The festival was born barely a year before out of the Oxford Literary Festival through the director of Gibraltar House in London via the and tourism minister to the chief minister, pausing only to pick up substantial sponsorship.

‘We want to change the perception of Gibraltar,’ Picardo told me. ‘We don’t want this only to attract more tourists, we need it to enrich our own community, showing that Gibraltar takes its place internationally’, adding generously: ‘Culture is important to us and we hope that in future Spain will become part and partners.’

It seems unlikely, but economically Gibraltar is the success story that Spain famously is not, and Picardo can afford to be generous in his remarks. Another speaker was the American economist Mary-Jo Jacobi who had some stats: while the global growth forecast is 2.9%, Gibraltar’s is 7.8%. It’s the largest bunkering – refuelling – port in the Med, it has ten million tourists a year and three hundred days of sunshine, it is VAT exempt and no-one pays more than 25% tax. ‘This is a low-tax jurisdiction’ is how Jacobi defines Gibraltar’s status, ‘not a tax haven’ as Spain calls it.

And the team Dunsmore brought was no second: Peter Snow on the war of 1814; Robin Hanbury-Tenison on explorers; Joanne Harris on her Chocolat follow-ups; Madhur Jaffrey talking to Hardeep Singh Kohli about spices; Anthony Beevor giving the Gibraltar Lecture on the Spanish Civil War; Ben Okri on Africa and Europe; Norman Stone on Turkey; the crime writers Robert Daws, Thomas Mogford and Jason Webster; Ken Hom on lunch; Christopher Lloyd on his Wallbook children’s writing; Gavin Hewitt and Kate Ady, who both have books out, his on Europe and hers on women in the First World War. And so on, with Kevin Crossley-Holland, John Crace, D J Taylor, Rachel Hore.

This was a senior event lavishly supported by the government, and even more lavish funding from Gibunco, the shipping company that is the Rock’s biggest business. There was dinner in the magnificent St Michael’s Cave, a natural cavern with stalagmites making a half-lowered curtain; another dinner in the governor’s residence, The Convent (once a Franciscan Priory, but the governor’s since 1711), tours of the tunnels that thread through the rock dating from prehistoric times to the last world war.

The authors were loving it. ‘What usually happens,’ said Kevin Crossley-Holland, a literary festival veteran, in one of our Green Room chats, ‘is that you turn up, maybe get some lunch, do your talk and you’re back on the train, maybe to the next one. Here, we’ve got three days together, we can eat and drink together, listen to each other’s talks and relax in the kind of company we love. I’ll certainly come again if I’m asked.’

HQ for the event was the Garrison Library, built by officers at the end of the eighteenth century, complete with a ballroom, to give their minds some distraction from the dissipation that was the only other entertainment. It fell into private use and disrepair until the government acquired it a year and restored it.
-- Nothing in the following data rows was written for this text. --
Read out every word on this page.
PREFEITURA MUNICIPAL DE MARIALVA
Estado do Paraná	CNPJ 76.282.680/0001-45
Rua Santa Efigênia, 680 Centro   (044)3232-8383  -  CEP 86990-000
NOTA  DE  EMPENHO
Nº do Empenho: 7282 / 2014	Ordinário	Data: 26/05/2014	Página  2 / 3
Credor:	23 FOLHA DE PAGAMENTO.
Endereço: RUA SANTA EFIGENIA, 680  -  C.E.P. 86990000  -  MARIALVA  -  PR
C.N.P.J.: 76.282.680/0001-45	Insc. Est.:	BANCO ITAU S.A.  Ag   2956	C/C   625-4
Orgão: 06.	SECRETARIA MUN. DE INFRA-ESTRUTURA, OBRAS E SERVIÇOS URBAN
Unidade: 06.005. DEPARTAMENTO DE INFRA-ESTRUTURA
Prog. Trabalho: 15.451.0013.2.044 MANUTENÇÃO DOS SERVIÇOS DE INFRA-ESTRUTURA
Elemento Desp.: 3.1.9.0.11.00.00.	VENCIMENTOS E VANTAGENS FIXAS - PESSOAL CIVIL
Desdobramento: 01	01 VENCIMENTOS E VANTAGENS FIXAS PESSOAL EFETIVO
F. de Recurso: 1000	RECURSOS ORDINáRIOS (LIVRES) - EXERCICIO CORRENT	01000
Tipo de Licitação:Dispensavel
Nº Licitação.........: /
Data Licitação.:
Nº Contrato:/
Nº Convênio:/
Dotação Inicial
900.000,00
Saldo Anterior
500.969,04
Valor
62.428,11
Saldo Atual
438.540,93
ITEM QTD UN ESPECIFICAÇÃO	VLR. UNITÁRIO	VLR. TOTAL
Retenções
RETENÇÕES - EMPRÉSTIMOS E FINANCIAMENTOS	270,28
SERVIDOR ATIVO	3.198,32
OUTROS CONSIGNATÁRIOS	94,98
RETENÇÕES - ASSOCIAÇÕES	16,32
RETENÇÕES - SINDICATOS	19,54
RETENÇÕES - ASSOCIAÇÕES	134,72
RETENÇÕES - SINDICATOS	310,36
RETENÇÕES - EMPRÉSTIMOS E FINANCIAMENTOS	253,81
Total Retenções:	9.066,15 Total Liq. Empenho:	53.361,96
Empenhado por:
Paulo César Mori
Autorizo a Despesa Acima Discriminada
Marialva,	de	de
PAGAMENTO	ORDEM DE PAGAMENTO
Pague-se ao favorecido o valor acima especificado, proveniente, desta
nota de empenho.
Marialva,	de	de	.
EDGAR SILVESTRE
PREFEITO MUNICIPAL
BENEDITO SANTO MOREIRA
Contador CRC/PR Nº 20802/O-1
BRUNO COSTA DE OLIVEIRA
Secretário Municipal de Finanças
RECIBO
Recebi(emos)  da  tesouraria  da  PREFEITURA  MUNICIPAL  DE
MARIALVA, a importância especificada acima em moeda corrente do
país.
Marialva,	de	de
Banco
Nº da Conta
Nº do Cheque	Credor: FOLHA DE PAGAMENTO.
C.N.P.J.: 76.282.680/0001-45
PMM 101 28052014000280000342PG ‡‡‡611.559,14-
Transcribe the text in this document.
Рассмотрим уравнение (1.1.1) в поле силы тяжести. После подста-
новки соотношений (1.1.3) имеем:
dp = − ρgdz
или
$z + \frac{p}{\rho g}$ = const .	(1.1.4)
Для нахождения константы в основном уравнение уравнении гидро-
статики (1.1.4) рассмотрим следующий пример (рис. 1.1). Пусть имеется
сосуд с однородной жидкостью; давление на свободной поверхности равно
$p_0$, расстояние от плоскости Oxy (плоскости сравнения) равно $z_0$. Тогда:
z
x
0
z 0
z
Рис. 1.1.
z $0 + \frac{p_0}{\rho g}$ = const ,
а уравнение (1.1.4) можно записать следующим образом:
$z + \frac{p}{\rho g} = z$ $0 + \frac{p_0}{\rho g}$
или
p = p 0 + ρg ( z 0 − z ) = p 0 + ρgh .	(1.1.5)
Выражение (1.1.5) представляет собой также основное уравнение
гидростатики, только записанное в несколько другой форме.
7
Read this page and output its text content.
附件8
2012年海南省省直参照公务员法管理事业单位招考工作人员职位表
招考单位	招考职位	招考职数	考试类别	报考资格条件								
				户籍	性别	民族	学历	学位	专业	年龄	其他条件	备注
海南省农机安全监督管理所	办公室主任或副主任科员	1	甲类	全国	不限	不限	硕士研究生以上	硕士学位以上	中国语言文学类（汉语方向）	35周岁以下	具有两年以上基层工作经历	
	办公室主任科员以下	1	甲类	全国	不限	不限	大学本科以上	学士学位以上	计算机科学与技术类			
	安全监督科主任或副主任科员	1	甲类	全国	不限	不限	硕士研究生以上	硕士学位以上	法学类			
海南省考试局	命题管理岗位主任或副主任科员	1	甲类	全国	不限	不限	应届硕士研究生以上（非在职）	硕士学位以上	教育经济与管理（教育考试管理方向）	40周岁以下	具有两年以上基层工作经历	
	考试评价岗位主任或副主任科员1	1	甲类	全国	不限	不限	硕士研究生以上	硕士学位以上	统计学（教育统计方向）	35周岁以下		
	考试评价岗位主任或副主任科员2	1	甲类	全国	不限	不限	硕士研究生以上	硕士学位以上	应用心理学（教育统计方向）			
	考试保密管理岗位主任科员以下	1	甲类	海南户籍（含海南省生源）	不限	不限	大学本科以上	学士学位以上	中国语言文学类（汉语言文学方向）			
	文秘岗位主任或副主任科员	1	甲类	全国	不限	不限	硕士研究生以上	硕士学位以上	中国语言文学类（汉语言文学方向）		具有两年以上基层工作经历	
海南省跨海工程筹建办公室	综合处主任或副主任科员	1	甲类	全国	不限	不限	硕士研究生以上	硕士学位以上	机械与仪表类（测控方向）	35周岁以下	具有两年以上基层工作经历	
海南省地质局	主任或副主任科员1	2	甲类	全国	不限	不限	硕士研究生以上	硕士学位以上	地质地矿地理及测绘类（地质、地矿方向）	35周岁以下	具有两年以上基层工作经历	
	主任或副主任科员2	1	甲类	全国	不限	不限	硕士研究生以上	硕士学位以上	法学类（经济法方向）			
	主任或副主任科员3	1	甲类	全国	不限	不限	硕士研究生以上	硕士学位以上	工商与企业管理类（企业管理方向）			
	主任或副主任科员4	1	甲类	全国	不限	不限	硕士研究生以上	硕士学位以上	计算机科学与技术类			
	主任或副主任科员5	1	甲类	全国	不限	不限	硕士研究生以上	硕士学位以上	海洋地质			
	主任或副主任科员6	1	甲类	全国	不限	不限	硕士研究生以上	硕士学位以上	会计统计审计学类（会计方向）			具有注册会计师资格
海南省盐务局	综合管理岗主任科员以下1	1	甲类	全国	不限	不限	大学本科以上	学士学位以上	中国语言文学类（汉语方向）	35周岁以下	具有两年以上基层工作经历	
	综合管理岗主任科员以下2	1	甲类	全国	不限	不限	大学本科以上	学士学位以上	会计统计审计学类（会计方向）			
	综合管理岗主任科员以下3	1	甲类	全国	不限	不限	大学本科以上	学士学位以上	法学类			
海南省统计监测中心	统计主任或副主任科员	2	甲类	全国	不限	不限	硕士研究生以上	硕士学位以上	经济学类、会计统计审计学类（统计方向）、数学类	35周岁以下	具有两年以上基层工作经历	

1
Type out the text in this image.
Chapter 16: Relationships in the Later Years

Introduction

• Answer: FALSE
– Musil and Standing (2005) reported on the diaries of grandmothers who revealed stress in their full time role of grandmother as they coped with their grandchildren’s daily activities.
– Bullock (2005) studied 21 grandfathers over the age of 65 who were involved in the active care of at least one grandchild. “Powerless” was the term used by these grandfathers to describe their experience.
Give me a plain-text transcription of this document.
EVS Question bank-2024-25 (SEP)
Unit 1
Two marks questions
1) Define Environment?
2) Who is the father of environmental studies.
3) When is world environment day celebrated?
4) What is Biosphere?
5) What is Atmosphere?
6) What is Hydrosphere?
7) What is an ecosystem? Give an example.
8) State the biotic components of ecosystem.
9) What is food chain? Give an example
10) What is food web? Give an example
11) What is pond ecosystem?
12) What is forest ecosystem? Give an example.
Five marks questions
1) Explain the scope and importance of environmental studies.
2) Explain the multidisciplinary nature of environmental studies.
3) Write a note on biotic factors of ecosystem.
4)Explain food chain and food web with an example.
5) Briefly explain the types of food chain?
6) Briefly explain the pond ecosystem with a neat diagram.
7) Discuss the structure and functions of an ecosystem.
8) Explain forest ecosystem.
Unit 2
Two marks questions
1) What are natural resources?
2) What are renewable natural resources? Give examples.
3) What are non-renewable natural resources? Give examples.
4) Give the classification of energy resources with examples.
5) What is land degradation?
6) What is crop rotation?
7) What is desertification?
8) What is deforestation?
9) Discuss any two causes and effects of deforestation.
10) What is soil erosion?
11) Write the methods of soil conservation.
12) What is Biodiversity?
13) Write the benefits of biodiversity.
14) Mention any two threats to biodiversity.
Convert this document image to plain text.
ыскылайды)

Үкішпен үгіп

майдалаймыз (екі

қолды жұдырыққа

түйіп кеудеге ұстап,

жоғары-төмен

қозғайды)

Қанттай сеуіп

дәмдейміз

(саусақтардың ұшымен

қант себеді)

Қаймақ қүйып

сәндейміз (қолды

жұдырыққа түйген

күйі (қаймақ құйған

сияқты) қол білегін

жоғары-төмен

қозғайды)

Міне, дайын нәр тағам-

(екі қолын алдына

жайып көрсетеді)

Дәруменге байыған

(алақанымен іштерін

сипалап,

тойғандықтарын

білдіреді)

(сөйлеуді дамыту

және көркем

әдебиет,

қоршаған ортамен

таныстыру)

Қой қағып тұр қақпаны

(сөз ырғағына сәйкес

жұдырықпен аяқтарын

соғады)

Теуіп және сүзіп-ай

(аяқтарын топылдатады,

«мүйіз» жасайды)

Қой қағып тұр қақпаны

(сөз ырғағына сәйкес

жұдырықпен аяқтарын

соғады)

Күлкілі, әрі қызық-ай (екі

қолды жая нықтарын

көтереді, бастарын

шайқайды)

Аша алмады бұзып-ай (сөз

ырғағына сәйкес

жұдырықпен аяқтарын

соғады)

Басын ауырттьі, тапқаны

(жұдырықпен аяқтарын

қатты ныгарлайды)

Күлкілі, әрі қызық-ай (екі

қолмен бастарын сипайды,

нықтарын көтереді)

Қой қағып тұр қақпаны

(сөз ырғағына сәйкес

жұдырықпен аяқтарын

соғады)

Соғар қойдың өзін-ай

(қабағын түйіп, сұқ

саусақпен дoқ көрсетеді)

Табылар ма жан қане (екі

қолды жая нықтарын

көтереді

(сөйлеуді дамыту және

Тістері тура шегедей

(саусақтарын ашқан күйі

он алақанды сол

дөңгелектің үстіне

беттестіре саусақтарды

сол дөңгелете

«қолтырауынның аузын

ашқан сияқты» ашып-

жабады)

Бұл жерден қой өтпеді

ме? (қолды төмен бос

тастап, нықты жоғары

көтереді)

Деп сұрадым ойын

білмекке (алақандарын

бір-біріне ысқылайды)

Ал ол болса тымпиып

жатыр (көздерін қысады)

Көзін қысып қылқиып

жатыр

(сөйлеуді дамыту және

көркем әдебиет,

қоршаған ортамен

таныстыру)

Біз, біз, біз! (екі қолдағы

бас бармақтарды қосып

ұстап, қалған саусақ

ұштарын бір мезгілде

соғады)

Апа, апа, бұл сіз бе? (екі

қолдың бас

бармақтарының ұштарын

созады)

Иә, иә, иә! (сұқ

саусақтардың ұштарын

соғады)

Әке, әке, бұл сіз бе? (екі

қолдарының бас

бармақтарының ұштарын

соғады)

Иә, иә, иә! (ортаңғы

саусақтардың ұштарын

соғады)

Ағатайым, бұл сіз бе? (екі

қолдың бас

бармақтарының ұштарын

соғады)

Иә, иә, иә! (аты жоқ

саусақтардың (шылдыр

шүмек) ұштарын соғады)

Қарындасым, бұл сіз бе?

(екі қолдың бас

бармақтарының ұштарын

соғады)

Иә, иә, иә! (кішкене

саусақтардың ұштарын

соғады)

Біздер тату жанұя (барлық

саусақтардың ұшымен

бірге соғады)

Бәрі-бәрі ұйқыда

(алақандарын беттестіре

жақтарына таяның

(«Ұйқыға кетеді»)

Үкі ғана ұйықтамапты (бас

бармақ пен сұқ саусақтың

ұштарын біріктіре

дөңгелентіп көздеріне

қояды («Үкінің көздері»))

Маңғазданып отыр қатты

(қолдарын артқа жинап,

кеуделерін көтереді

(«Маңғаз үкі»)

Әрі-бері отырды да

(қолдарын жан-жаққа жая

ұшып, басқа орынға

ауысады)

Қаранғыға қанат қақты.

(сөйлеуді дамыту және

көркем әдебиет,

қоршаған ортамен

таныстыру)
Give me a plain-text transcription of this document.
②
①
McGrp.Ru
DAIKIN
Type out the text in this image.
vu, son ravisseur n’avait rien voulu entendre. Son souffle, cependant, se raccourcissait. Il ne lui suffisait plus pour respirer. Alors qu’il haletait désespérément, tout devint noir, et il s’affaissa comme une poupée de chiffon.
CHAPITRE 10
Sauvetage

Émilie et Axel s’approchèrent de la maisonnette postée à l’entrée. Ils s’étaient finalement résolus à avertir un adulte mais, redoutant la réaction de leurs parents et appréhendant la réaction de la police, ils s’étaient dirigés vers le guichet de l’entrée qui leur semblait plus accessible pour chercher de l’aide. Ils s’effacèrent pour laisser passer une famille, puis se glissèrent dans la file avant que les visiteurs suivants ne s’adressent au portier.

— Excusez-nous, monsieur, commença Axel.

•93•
The ballroom was our Green Room where as many government ministers, gleeful about their new toy, seemed to be in evidence as participants.

One of the passing government members was John Cortes, the minister for the environment. We talked at the end of the weekend, when ticket sales, sponsorship, book sales and feedback from both participants and audiences have all exceeded expectation.

‘Gibraltar really wants to find its place in the world and to be a part of the global community, and if we’ve been trailing behind in anything it’s culture,’ Cortes said. ‘We’ve been bringing music festivals (jazz and pop) and sport, but a literary fest is something new.’

‘Sadly, most people know Gibraltar from the politics in relation to Spain, and we want the world to know more about us than that. I’m a natural scientist by profession and Gibraltar is made of limestone and sandstone, it has unique species of plants and wildlife, but it’s a crossroads of migration so it’s a microcosm of diversity that accepts and welcomes passage through, human and wildlife. We’re very small, geographically a peninsular but in many ways an island, very diverse having brought in so many cultures – my ancestry is mainly Genoese – and it’s gelled into this thing we call the Gibraltarian. This is a way of finding out who that is in the 21st century.’